For the People Who Love to Turn Pages...

MY guess is that whether you like it or not, a remarkable ``box'' will evolve from human endeavor sometime around 2015, or maybe sooner. If I'm right - all politics and unsolved global transgressions aside - you will be able to buy an astonishing little black box (maybe in designer blue) that will serve you as the ultimate personal tool.

Much smaller and thinner than one of today's hand-held calculators, it will be able to compute, monitor, transact, inform, shop, translate, entertain, remember, analyze, photograph, guide toward destinations, warn of dangers, receive and transmit sound and images, cast votes, and be capable of interfacing with millions of other such boxes and terminals.

The design of this little black box is already under way. Popular technology is hurtling toward a convergence of microscopic sophistication with incredibly literate versatility triggered by instantaneous access and computation.

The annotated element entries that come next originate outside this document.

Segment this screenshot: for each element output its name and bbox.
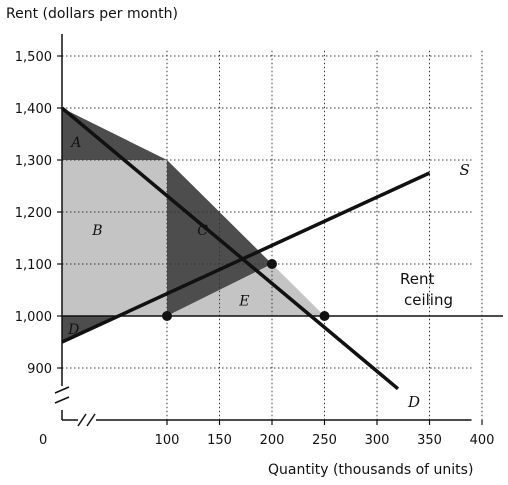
y-tick-label-1400: 1,400 [15,102,52,117]
y-tick-label-1000: 1,000 [15,310,52,325]
point-3 [319,311,330,321]
supply-label: S [460,161,470,179]
supply-curve [61,171,431,344]
x-axis-break-2 [86,413,96,427]
axes [54,34,483,427]
x-axis-break-1 [77,413,87,427]
y-tick-label-900: 900 [27,362,52,377]
region-label-c: C [197,223,208,239]
region-b [62,160,167,316]
demand-curve [60,106,400,391]
y-tick-label-1200: 1,200 [15,206,52,221]
x-tick-label-200: 200 [260,433,285,448]
y-axis-break-1 [54,386,70,394]
y-tick-label-1500: 1,500 [15,50,52,65]
y-axis-break-2 [54,396,70,404]
x-tick-label-150: 150 [207,433,232,448]
x-tick-label-250: 250 [312,433,337,448]
x-tick-label-300: 300 [365,433,390,448]
x-tick-label-100: 100 [155,433,180,448]
labels: 900 1,000 1,100 1,200 1,300 1,400 1,500 100 150 2… [15,50,495,448]
equilibrium-points [162,259,330,321]
region-label-d: D [67,322,79,338]
x-tick-label-350: 350 [417,433,442,448]
x-axis-title: Quantity (thousands of units) [268,462,473,478]
y-axis-title: Rent (dollars per month) [6,6,178,22]
y-tick-label-1300: 1,300 [15,154,52,169]
curves [60,106,503,391]
y-tick-label-1100: 1,100 [15,258,52,273]
point-1 [267,259,277,269]
grid-lines [62,50,483,420]
demand-label: D [407,393,420,411]
rent-ceiling-label-line1: Rent [400,270,434,288]
region-a [62,108,167,160]
region-e [167,264,325,316]
rent-ceiling-label-line2: ceiling [404,291,453,309]
x-tick-label-400: 400 [470,433,495,448]
origin-label: 0 [39,433,47,448]
point-2 [162,311,172,321]
region-label-a: A [69,135,81,151]
region-label-e: E [238,293,249,309]
region-label-b: B [91,223,102,239]
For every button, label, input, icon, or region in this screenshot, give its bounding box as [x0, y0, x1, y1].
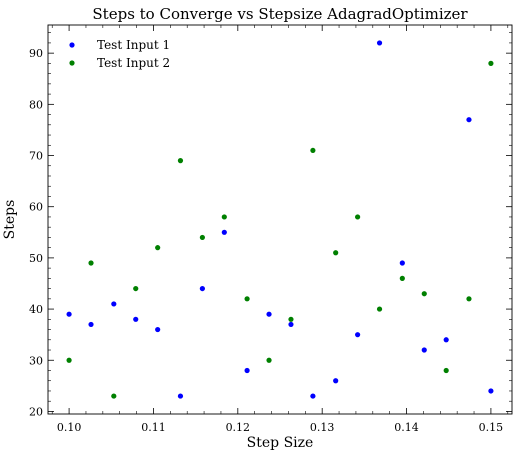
data-point-series-1 [155, 326, 161, 333]
data-point-series-1 [244, 367, 250, 374]
y-axis-title: Steps [2, 200, 18, 240]
legend-label-test-input-1: Test Input 1 [97, 38, 170, 52]
data-point-series-1 [399, 260, 405, 266]
y-tick-label: 30 [29, 354, 43, 367]
data-point-series-1 [443, 337, 449, 343]
data-point-series-1 [488, 388, 494, 394]
data-point-series-1 [88, 321, 94, 328]
data-point-series-1 [266, 311, 272, 317]
legend-label-test-input-2: Test Input 2 [97, 56, 170, 70]
y-tick-label: 90 [29, 47, 43, 60]
legend-marker-test-input-1 [69, 42, 75, 48]
plot-area [47, 24, 513, 415]
data-point-series-2 [133, 285, 139, 292]
data-point-series-2 [244, 296, 250, 302]
data-point-series-2 [421, 291, 427, 297]
y-tick-label: 20 [29, 405, 43, 418]
data-point-series-1 [221, 229, 227, 235]
x-tick-label: 0.15 [479, 421, 504, 434]
y-tick-label: 60 [29, 201, 43, 214]
x-tick-label: 0.10 [57, 421, 82, 434]
data-point-series-1 [133, 316, 139, 322]
data-point-series-2 [466, 296, 472, 302]
data-point-series-2 [443, 367, 449, 374]
data-point-series-1 [66, 311, 72, 317]
data-point-series-1 [355, 332, 361, 338]
data-point-series-2 [333, 250, 339, 256]
data-point-series-1 [421, 347, 427, 353]
data-point-series-2 [155, 245, 161, 251]
legend: Test Input 1 Test Input 2 [69, 38, 170, 70]
y-tick-label: 40 [29, 303, 43, 316]
data-point-series-2 [310, 147, 316, 154]
data-point-series-2 [199, 234, 205, 241]
data-point-series-2 [221, 214, 227, 220]
data-point-series-2 [177, 158, 184, 164]
data-point-series-1 [466, 117, 472, 123]
y-tick-label: 50 [29, 252, 43, 265]
x-axis-title: Step Size [247, 435, 314, 451]
data-point-series-1 [376, 40, 383, 46]
data-point-series-2 [288, 316, 294, 322]
data-points [66, 40, 494, 399]
data-point-series-1 [310, 393, 316, 399]
x-tick-label: 0.13 [310, 421, 335, 434]
data-point-series-1 [288, 321, 294, 328]
x-tick-label: 0.11 [141, 421, 166, 434]
data-point-series-2 [266, 357, 272, 363]
x-tick-label: 0.14 [394, 421, 419, 434]
plot-frame [47, 24, 513, 415]
y-tick-label: 70 [29, 150, 43, 163]
data-point-series-1 [333, 378, 339, 384]
data-point-series-2 [376, 306, 383, 312]
data-point-series-2 [488, 60, 494, 66]
data-point-series-2 [355, 214, 361, 220]
chart-title: Steps to Converge vs Stepsize AdagradOpt… [92, 5, 468, 23]
legend-marker-test-input-2 [69, 60, 75, 66]
data-point-series-2 [88, 260, 94, 266]
data-point-series-2 [66, 357, 72, 363]
y-axis: 20 30 40 50 60 70 80 90 [29, 32, 512, 418]
data-point-series-1 [177, 393, 184, 399]
x-axis: 0.10 0.11 0.12 0.13 0.14 0.15 [51, 25, 509, 434]
data-point-series-1 [111, 301, 117, 307]
data-point-series-1 [199, 285, 205, 292]
x-tick-label: 0.12 [226, 421, 251, 434]
y-tick-label: 80 [29, 98, 43, 111]
data-point-series-2 [111, 393, 117, 399]
data-point-series-2 [399, 275, 405, 281]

A possible energy source for this little wonder might be the reported breakthrough in room-temperature chemical fusion.

Consider the antecedents: Computers are becoming smaller, with printer, monitor, and keyboard in one unit with software for any conceivable use of language, numerals, or symbols. ``Portable'' is now the operative word.

Wristwatches speak today. They record, remind, entertain, and offer holograms. Cameras, becoming smaller, see the way the human eye sees, but much more.

Telephones don't need wires, just cells and a satellite or two to talk around the world from any corner. Television can now fit in your hand, courtesy of liquid crystal displays. Modems connect people with ideas, questions, answers, and other modems. Software can do, teach, record, and analyze virtually anything.

All this and more will be compacted into less and less space, to perform faster and faster functions with power derived not from a battery but from, say, a tiny, red dot (why not?) until presto, here it is, your personal UltraGraphoFusion Membrane TeleBox for $69.95. It will do literally anything you want.

Recently when I asked a physicist about the probability of such a ``box,'' he said, ``Yes, but you won't carry the thing in your pocket, and it won't be a box. It will be attached to you, or in some way shaped to symmetrically fit some part of your body, like a contact lens.'' The physicist flipped through a copy of a daily newspaper and stopped at a full-page advertisement. He suggested that the ad announced the primitive forerunner of the ``box.''

``Flash Gordon said it would happen,'' proclaimed this ad for a new pocket computer. ``It's the first pocket computer that helps you organize your life as never before. With incredible ease, the [computer] remembers and reminds. Translates and defines. Stores memos, secrets and world times. Even swaps data with your PC.''

The generation that has always known computers and all their applications will probably welcome the evolution of a pocket ``box'' that does it all.

This ``box'' is not for me. Let it not become the favored way. There are still people who love to turn pages and read, hold a pencil and write, and are unafraid to squeak out a clear ``no'' now and then before the altar of technology.